Quand j'avais dix-sept ans, je visitai le temple jaïniste de Ranakpur. J'y appris l'existence d'une pratique encore répandue aujourd'hui. Les moines jaïnistes mènent une vie d'ascétisme silencieux. Certains d'entre eux, ayant atteint l'émancipation suprême, s'abandonnent à la méditation et à la désintégration par inanition.
Durant le même voyage, je visitai le fort de Jaisalmer, érigé à l'aube du deuxième millénaire après Jésus-Christ. Au XIIIe siècle, tandis que les femmes commettaient le jauhar, les quelques hommes survivants, succombant au siège de l'envahisseur Alâ ud-Dîn, quittèrent le fort pour mourir au combat.
Gödel, qui était paranoïaque, mourut d'inanition par peur d'être empoisonné. Mishima, cet écrivain exquis, commit le seppuku lorsque son coup d'État échoua. Caton d'Utique rechercha la mort d'une manière semblable : vaincu par Jules César, il plongea son épée dans sa poitrine et déchira ses entrailles avec ses propres mains. Sénèque mourut d'une mort lente et bureaucratique sur ordre de Néron. L'agent bolivien qui assassina le Che Guevara raconta que ses derniers mots furent: «Calmez-vous et visez bien: vous allez tuer un homme». Severino Di Giovanni, faisant face à l'exécution, dit à son avocat: «Je suis conscient de ma situation et je n'ai pas l'intention de me dérober à quelque responsabilité que ce soit. J'ai joué, j'ai perdu. Comme tout bon perdant, je paie le prix de ma vie». Socrate, par respect pour un verdict qu'il savait injuste, refusa d'être sauvé par ses amis. Le moment venu, il but la ciguë calmement, et sa dernière pensée fut à propos d'une dette qu'il ne voulait pas laisser impayée.
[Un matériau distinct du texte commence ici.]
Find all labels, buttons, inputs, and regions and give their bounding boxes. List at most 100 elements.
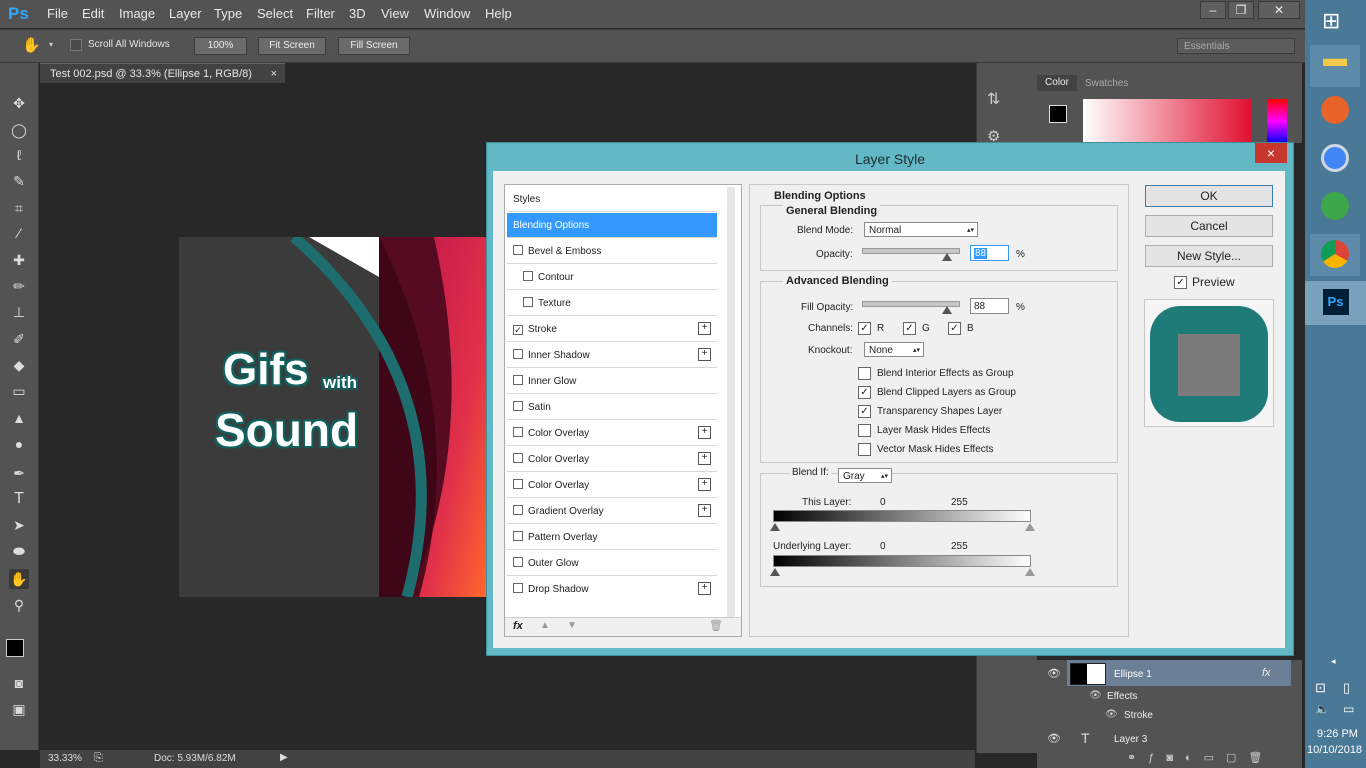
brush-tool-icon[interactable]: ✏ xyxy=(9,276,29,296)
move-tool-icon[interactable]: ✥ xyxy=(9,93,29,113)
volume-icon[interactable]: 🔈 xyxy=(1315,702,1330,716)
menu-help[interactable]: Help xyxy=(485,6,512,21)
preview-checkbox[interactable]: ✓ xyxy=(1174,276,1187,289)
menu-layer[interactable]: Layer xyxy=(169,6,202,21)
advanced-option-checkbox[interactable]: ✓ xyxy=(858,405,871,418)
ok-button[interactable]: OK xyxy=(1145,185,1273,207)
fit-screen-button[interactable]: Fit Screen xyxy=(258,37,326,55)
quick-select-tool-icon[interactable]: ✎ xyxy=(9,171,29,191)
fill-opacity-slider-thumb[interactable] xyxy=(942,306,952,314)
menu-window[interactable]: Window xyxy=(424,6,470,21)
zoom-level[interactable]: 33.33% xyxy=(48,753,82,764)
style-item-texture[interactable]: Texture xyxy=(507,291,717,316)
trash-icon[interactable]: 🗑 xyxy=(709,619,723,632)
knockout-select[interactable]: None xyxy=(864,342,924,358)
blur-tool-icon[interactable]: ▲ xyxy=(9,408,29,428)
marquee-tool-icon[interactable]: ◯ xyxy=(9,120,29,140)
hand-tool-icon[interactable]: ✋ xyxy=(9,569,29,589)
blend-if-select[interactable]: Gray xyxy=(838,468,892,484)
quick-mask-icon[interactable]: ◙ xyxy=(9,673,29,693)
style-item-drop-shadow[interactable]: Drop Shadow + xyxy=(507,577,717,597)
style-checkbox[interactable] xyxy=(513,375,523,385)
chrome-icon[interactable] xyxy=(1310,234,1360,276)
menu-image[interactable]: Image xyxy=(119,6,155,21)
type-tool-icon[interactable]: T xyxy=(9,489,29,509)
style-item-outer-glow[interactable]: Outer Glow xyxy=(507,551,717,576)
styles-header[interactable]: Styles xyxy=(507,187,717,212)
dialog-close-button[interactable]: × xyxy=(1255,143,1287,163)
style-checkbox[interactable] xyxy=(513,479,523,489)
advanced-option-checkbox[interactable]: ✓ xyxy=(858,386,871,399)
layer-fx-icon[interactable]: fx xyxy=(1262,667,1271,679)
tab-color[interactable]: Color xyxy=(1037,75,1077,91)
crop-tool-icon[interactable]: ⌗ xyxy=(9,198,29,218)
this-layer-white-thumb[interactable] xyxy=(1025,523,1035,531)
new-style-button[interactable]: New Style... xyxy=(1145,245,1273,267)
eye-icon[interactable]: 👁 xyxy=(1089,690,1102,701)
camtasia-icon[interactable] xyxy=(1310,186,1360,228)
channel-g-checkbox[interactable]: ✓ xyxy=(903,322,916,335)
eye-icon[interactable]: 👁 xyxy=(1047,667,1061,680)
history-brush-icon[interactable]: ✐ xyxy=(9,329,29,349)
restore-button[interactable]: ❐ xyxy=(1228,1,1254,19)
style-checkbox[interactable] xyxy=(513,427,523,437)
file-explorer-icon[interactable]: ▬ xyxy=(1310,45,1360,87)
healing-tool-icon[interactable]: ✚ xyxy=(9,250,29,270)
firefox-icon[interactable] xyxy=(1310,90,1360,132)
color-field[interactable] xyxy=(1083,99,1251,143)
style-item-color-overlay[interactable]: Color Overlay + xyxy=(507,447,717,472)
fx-icon[interactable]: fx xyxy=(513,620,523,632)
move-down-icon[interactable]: ▼ xyxy=(567,620,577,631)
export-icon[interactable]: ⎘ xyxy=(94,752,103,765)
style-checkbox[interactable] xyxy=(513,401,523,411)
hand-tool-icon[interactable]: ✋ xyxy=(22,36,41,54)
style-item-inner-glow[interactable]: Inner Glow xyxy=(507,369,717,394)
hue-slider[interactable] xyxy=(1267,99,1287,143)
scroll-all-checkbox[interactable] xyxy=(70,39,82,54)
menu-edit[interactable]: Edit xyxy=(82,6,104,21)
add-effect-icon[interactable]: + xyxy=(698,582,711,595)
style-checkbox[interactable] xyxy=(513,583,523,593)
close-tab-icon[interactable]: × xyxy=(271,64,277,84)
layers-footer-icons[interactable]: ⚭ƒ◙◐▭▢🗑 xyxy=(1127,751,1274,764)
style-checkbox[interactable] xyxy=(513,557,523,567)
clock-time[interactable]: 9:26 PM xyxy=(1317,728,1358,740)
chevron-down-icon[interactable]: ▾ xyxy=(49,40,53,49)
gradient-tool-icon[interactable]: ▭ xyxy=(9,381,29,401)
channel-r-checkbox[interactable]: ✓ xyxy=(858,322,871,335)
clock-date[interactable]: 10/10/2018 xyxy=(1307,744,1362,756)
dodge-tool-icon[interactable]: ● xyxy=(9,434,29,454)
style-item-inner-shadow[interactable]: Inner Shadow + xyxy=(507,343,717,368)
add-effect-icon[interactable]: + xyxy=(698,452,711,465)
fill-screen-button[interactable]: Fill Screen xyxy=(338,37,410,55)
style-item-satin[interactable]: Satin xyxy=(507,395,717,420)
path-select-icon[interactable]: ➤ xyxy=(9,515,29,535)
zoom-tool-icon[interactable]: ⚲ xyxy=(9,595,29,615)
minimize-button[interactable]: – xyxy=(1200,1,1226,19)
style-item-color-overlay[interactable]: Color Overlay + xyxy=(507,473,717,498)
lasso-tool-icon[interactable]: ℓ xyxy=(9,145,29,165)
advanced-option-checkbox[interactable] xyxy=(858,443,871,456)
underlying-gradient-bar[interactable] xyxy=(773,555,1031,567)
style-item-color-overlay[interactable]: Color Overlay + xyxy=(507,421,717,446)
eyedropper-tool-icon[interactable]: ⁄ xyxy=(9,223,29,243)
style-item-bevel-emboss[interactable]: Bevel & Emboss xyxy=(507,239,717,264)
opacity-slider-thumb[interactable] xyxy=(942,253,952,261)
menu-view[interactable]: View xyxy=(381,6,409,21)
cancel-button[interactable]: Cancel xyxy=(1145,215,1273,237)
tab-swatches[interactable]: Swatches xyxy=(1085,78,1128,89)
battery-icon[interactable]: ▯ xyxy=(1343,680,1350,696)
status-arrow-icon[interactable]: ▶ xyxy=(280,752,288,763)
document-canvas[interactable]: Gifs with Sound xyxy=(179,237,489,597)
close-window-button[interactable]: ✕ xyxy=(1258,1,1300,19)
chrome-canary-icon[interactable] xyxy=(1310,138,1360,180)
tray-chevron-icon[interactable]: ◂ xyxy=(1331,656,1336,667)
history-panel-icon[interactable]: ⇅ xyxy=(987,89,1000,109)
channel-b-checkbox[interactable]: ✓ xyxy=(948,322,961,335)
notification-icon[interactable]: ▭ xyxy=(1343,702,1354,716)
foreground-color-swatch[interactable] xyxy=(6,639,24,657)
add-effect-icon[interactable]: + xyxy=(698,426,711,439)
menu-3d[interactable]: 3D xyxy=(349,6,366,21)
menu-type[interactable]: Type xyxy=(214,6,242,21)
style-item-contour[interactable]: Contour xyxy=(507,265,717,290)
Au cœur de l'ethos chrétien se trouve la volonté de mourir. Dieu lui-même s'incarna pour souffrir une mort terrestre. Origène souffrit deux annés de torture aux mains de Dèce: il jugea la mort un moindre mal que de renier sa foi. La Bible est du même avis: Dans l'Évangile selon Marc, Pierre dit à Jésus: «Quand il me faudrait mourir avec toi, je ne te renierai pas». Dans les Samuel 31:4, on nous dit que Saül, vaincu par les Philistins, dit à son écuyer:
Tire ton épée, et m'en transperce, de peur que ces incirconcis ne viennent me percer et me faire subir leurs outrages. Celui qui portait ses armes ne voulut pas, car il était saisi de crainte. Et Saül prit son épée, et se jeta dessus.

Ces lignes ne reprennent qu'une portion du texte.